An intersectional perspective on sex/gender groups can help health reporters to focus more on social groups in specific situations. These can, for example, be women with a migration background, men with disabilities, unemployed women or other groups in life circumstances that might have a negative impact on their health. An important goal of intersectionality is to promote the empowerment of social groups through their participation in research or policymaking. For health reporting, this can mean that underrepresented perspectives are made visible and the communities in question are included in decision-making processes. In this way, relevant topics can be identified more easily, existing data can be better classified and interpreted, and the results can be communicated in a non-discriminatory way.

Many social groups are self-organised, e.g. through counselling centres, self-help groups, clubs or social associations. The participation of such organised civil society stakeholders has a comparatively low threshold access to more participation, as these institutions can bring the knowledge and interests of affected groups into the processes of research, health reporting and policymaking. The following challenges for the participation of civil society stakeholders and suggestions for PHMR practice have been identified by the AdvanceGender project team.

I. Considering the heterogeneity of a social group

1. The selection of the specific stakeholders should be justified in terms of content, the topics of the planned report and its function for the social group in question.
2. When recruiting civil society stakeholders, care should be exercised to sufficiently consider the heterogeneity of the respective social groups and their specific circumstances.

II. Shaping specific forms of participation

1. The decision-making processes and structures of PHMR and specific health reports should be made transparent for the stakeholders involved.
2. PHMR should strive to make visible the health needs of the specific groups in question and to set the reduction of health inequities as a practical goal.
3. The resources expended by civil society stakeholders should be acknowledged (e.g. through co-authorship, or data and information sharing).
4. The degree of participation of civil society stakeholders (from consultation to community-driven reporting) should be discussed in advance and decided upon based on transparent criteria.
5. The extent of participation of civil society stakeholders (selective participation vs. participation throughout the entire reporting process) should be discussed jointly and in advance, and decided upon based on transparent criteria.

III. Taking scarce resources (funding, time, staff) into account

1. Specific formats for participation should be adapted to participants’ available resources and the particular topic being researched (e.g. temporally flexible formats), with formats that preserve stakeholders’ resources being offered and prioritised (e.g. digital formats, frequenting stakeholders in their preferred locations).
2. Financial resources should be budgeted for the participation of civil society stakeholders (e.g. remuneration, travel allowances, accommodation costs).
3. Existing structures, such as health conferences or expert committees, should be used.

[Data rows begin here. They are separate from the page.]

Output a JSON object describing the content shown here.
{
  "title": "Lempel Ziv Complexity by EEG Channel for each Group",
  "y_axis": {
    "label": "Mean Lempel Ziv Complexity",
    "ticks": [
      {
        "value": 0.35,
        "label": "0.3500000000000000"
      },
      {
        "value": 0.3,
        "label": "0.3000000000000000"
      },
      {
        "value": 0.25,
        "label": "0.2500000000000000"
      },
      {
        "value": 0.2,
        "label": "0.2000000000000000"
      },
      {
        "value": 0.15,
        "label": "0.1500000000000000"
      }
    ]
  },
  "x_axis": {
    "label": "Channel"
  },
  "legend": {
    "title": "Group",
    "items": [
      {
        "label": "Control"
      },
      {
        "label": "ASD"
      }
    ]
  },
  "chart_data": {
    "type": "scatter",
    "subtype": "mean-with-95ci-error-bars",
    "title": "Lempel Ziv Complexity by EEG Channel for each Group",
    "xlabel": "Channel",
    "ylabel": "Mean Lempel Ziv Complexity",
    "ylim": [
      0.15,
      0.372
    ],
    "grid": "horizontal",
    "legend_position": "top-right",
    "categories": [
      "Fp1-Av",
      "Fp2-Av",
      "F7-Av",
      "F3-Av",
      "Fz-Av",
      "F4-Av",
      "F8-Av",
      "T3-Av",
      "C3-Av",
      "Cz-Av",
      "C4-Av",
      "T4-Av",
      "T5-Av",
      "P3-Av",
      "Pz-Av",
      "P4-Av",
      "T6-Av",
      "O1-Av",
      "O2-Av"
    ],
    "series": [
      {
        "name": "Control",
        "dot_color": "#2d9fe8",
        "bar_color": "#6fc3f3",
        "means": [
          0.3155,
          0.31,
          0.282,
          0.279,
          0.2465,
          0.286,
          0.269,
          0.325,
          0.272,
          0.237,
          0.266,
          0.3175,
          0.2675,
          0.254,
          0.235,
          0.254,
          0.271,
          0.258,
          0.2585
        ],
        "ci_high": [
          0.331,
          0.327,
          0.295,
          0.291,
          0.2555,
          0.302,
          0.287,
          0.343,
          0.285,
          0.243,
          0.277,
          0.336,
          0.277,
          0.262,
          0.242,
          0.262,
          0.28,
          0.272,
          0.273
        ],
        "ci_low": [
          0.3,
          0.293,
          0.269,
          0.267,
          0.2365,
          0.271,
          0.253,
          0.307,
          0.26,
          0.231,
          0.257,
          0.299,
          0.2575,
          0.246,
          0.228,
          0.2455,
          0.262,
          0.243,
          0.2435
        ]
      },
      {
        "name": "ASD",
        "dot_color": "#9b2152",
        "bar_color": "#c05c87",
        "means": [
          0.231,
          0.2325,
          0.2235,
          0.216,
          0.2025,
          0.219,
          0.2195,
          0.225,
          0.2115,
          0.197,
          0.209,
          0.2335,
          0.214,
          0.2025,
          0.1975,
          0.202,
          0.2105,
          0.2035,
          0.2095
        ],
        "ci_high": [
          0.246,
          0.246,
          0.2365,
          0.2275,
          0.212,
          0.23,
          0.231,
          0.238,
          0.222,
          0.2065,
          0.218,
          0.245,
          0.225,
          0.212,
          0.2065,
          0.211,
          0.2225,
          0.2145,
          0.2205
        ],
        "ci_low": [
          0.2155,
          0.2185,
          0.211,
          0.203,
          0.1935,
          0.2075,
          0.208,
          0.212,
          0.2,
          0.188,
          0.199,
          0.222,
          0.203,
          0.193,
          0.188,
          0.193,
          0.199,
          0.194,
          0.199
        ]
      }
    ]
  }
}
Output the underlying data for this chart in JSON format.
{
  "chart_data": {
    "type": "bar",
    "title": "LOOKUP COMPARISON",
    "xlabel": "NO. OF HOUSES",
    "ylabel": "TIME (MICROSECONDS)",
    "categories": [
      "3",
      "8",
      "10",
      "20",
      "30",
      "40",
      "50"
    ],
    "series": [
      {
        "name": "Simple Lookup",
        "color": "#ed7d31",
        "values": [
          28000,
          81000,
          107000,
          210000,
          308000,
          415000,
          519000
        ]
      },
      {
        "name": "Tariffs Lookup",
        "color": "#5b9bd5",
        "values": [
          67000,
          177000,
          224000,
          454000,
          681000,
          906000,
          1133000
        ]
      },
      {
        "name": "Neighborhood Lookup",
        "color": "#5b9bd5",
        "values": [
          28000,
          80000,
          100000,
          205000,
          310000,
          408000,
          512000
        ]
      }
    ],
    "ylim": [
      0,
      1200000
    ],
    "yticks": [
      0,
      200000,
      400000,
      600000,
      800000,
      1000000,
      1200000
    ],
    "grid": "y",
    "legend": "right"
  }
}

The challenges and suggestions for the participation of civil society stakeholders formulated here are based on leading scientific discussions on sex/gender-sensitive and intersectional health research and reporting, on original research and a desk review. In addition, the expertise of scientists, health reporters and civil society representatives was included in a structured way. A Delphi survey showed a high level of agreement with the recommendations developed by the project team. For the area "participation of civil society stakeholders in health reporting", civil society stakeholders made important suggestions that should be taken into account during implementation.

First, participation is always a complex process. It offers the opportunity to jointly develop topics together with the social groups that are being reported on. Time and financial resources must, however, always be factored in to ensure success. Some experts noted that given the limited resources of PHMR, this may not always be feasible to the extent suggested in our recommendations.

Second, increasing participation is not equally relevant for all areas of PHMR. A typical area of application concerns targeted reports on specific social groups; participation may be less appropriate for standard reports focusing on the general population.

Third, the role of civil society stakeholders was critically reflected upon. It was pointed out that they often do not fully represent the heterogeneity of social groups and that the exclusion of other perspectives is unavoidable. This limitation should, if possible, be made visible.

Finally, quite a few commentators had reservations about PHMR actively advocating on behalf of disadvantaged groups. While health inequities need to be highlighted, PHMR should nonetheless try to remain politically neutral.